The conditional approval lets Ascension expand its outpatient footprint while preserving competition, affecting pricing and access for millions of patients. It also signals heightened regulatory scrutiny of health‑system consolidations amid a shift toward outpatient care.

Key Takeaways

  • FTC mandates sale of seven AmSurg centers to preserve competition
  • Six divested facilities will be sold to SCA Health, owned by Optum
  • Deal adds 250+ surgery centers, bringing Ascension to 300+ nationwide
  • Ascension expects acquisition to close “near future” after compromise
  • Monitor will enforce compliance and restrict future purchases in those markets

Pulse Analysis

The Catholic health system Ascension has been pursuing a strategic pivot from hospital‑centric operations to a broader outpatient portfolio. Its $3.9 billion bid for AmSurg, a network of more than 250 ambulatory surgery centers across 34 states, would raise Ascension’s total to over 300 centers in 35 states, positioning it as one of the nation’s largest outpatient surgical operators. The move reflects a sector‑wide response to declining inpatient volumes, rising cost pressures, and growing consumer demand for convenient, lower‑cost procedures performed outside traditional hospitals.

The Federal Trade Commission intervened by issuing a consent order that requires Ascension to divest seven AmSurg facilities in markets where the combined entity would dominate ambulatory surgery services. Six of the centers will be transferred to SCA Health, the Optum‑owned arm of UnitedHealth, while the seventh will go to Florida Gastroenterology Center. By carving out these locations, the FTC aims to preserve price competition and prevent potential reductions in innovation. A court‑appointed monitor will oversee the divestitures, enforce operational continuity, and block any further acquisitions in the same metros for ten years.
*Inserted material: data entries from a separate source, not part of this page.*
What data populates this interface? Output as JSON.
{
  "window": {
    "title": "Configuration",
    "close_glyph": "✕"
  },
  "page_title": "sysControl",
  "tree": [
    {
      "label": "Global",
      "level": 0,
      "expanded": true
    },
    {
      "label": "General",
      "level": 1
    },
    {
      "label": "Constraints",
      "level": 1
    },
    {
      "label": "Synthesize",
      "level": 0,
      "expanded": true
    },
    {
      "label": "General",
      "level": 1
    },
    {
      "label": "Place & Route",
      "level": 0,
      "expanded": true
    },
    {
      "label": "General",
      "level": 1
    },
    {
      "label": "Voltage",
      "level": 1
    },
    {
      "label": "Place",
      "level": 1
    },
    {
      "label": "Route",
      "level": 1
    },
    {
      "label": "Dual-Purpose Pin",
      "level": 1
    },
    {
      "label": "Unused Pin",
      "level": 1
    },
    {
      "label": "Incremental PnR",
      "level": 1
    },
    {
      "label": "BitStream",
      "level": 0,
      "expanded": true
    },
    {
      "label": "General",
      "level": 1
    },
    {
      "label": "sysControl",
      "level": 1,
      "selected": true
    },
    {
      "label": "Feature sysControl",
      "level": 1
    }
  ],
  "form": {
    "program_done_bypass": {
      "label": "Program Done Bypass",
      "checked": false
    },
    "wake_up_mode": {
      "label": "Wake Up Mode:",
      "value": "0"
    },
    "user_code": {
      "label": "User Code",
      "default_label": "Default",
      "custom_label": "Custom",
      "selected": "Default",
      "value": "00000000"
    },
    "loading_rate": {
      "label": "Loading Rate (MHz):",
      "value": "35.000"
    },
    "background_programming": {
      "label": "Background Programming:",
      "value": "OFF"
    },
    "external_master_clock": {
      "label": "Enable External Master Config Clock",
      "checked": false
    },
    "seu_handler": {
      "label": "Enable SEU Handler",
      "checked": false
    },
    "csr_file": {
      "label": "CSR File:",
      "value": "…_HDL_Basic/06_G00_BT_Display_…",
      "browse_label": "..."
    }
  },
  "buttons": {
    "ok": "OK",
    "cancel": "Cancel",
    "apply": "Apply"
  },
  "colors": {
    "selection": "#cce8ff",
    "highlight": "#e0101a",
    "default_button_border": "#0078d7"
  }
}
While the divestiture compromise clears a major regulatory hurdle, it also underscores the heightened scrutiny health‑system mergers now face. Analysts view the AmSurg acquisition as a lifeline for Ascension, which has wrestled with operating losses and a costly 2024 cyberattack. Expanding into the outpatient arena promises higher margins and steadier cash flow, but success will depend on integrating the new centers without inflating prices. The FTC’s conditional approval may set a precedent for future deals, encouraging sellers to pre‑emptively address antitrust concerns to accelerate closing timelines.